So it's looking almost certain that what caused the UK National Air Traffic Services' computer system to go down for several hours was some dodgy data in an inbound flight plan.
When the GDS Service Standard was first launched, Point 11 in the acceptance criteria was to Make a plan for being offline; for reasons I don't know or understand, when the Service Standard was revised in 2019 this component was removed.
Whilst there has been quite a lot of very expensive disruption caused by the NATS outage, the airspace around the UK did not completely and catastrophically collapse entirely, because NATS by default has a plan for being offline anyway - they go to manual.

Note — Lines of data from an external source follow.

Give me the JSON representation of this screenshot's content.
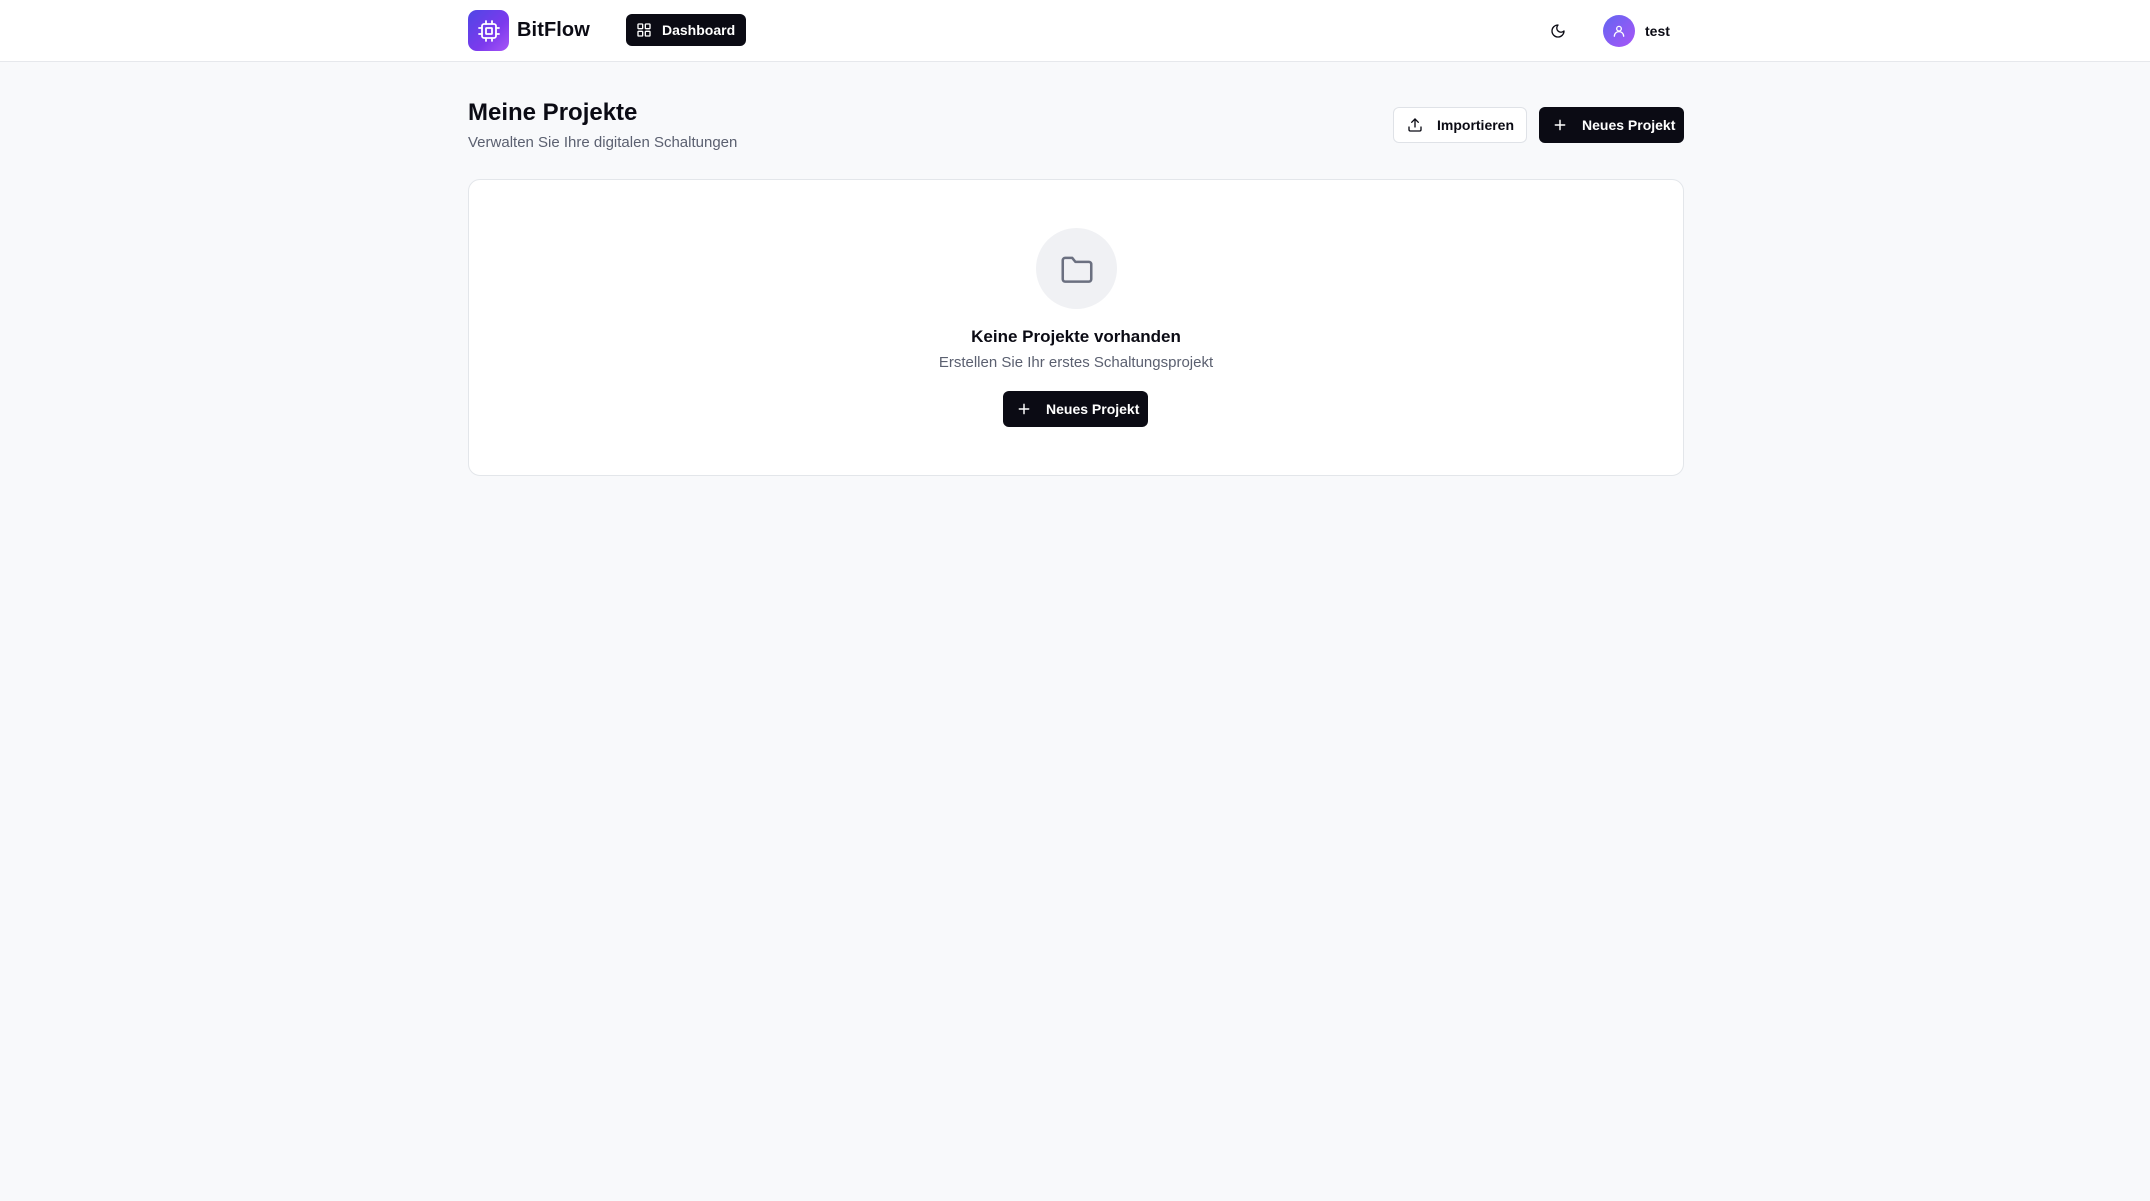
{
  "header": {
    "brand_name": "BitFlow",
    "nav_dashboard_label": "Dashboard",
    "user_name": "test",
    "icons": {
      "logo": "cpu-chip-icon",
      "dashboard": "grid-icon",
      "theme": "moon-icon",
      "avatar": "user-icon"
    }
  },
  "page": {
    "title": "Meine Projekte",
    "subtitle": "Verwalten Sie Ihre digitalen Schaltungen",
    "import_label": "Importieren",
    "new_project_label": "Neues Projekt",
    "icons": {
      "import": "upload-icon",
      "new": "plus-icon"
    }
  },
  "empty_state": {
    "title": "Keine Projekte vorhanden",
    "text": "Erstellen Sie Ihr erstes Schaltungsprojekt",
    "button_label": "Neues Projekt",
    "icon": "folder-icon"
  },
  "colors": {
    "primary": "#0b0b14",
    "brand_gradient_start": "#4f46e5",
    "brand_gradient_end": "#a855f7",
    "background": "#f8f9fb"
  }
}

Many organisations may well have 'go to manual' specified in their Business Continuity Plan for when The System goes down. Many organisations will state 'go to manual' and nothing else. This is not a plan for being offline! A plan for being offline should not just specify what you're going to do, but also how you're going to do it. Will you have a manual system - whether that's literally pieces of paper, or Excel documents with appropriate column headings - there ready and waiting to instantly switch to? Does everybody know how to use the backup system? Do you run regular exercises to check everybody knows how to use it? Is your main system data-import-friendly so that when it's back online again it won't be too traumatic to import the data gathered offline? All these considerations should be specified in the plan for being offline beyond just the three words of 'go to manual' or whatever.
I'd say this kind of business continuity planning should not be an afterthought if it's included at all, but rather should be inherent in the requirements and service design of any online service from the outset. And if you've got services which don't have an adequate plan for them being offline, there's always scope to start doing that thinking now.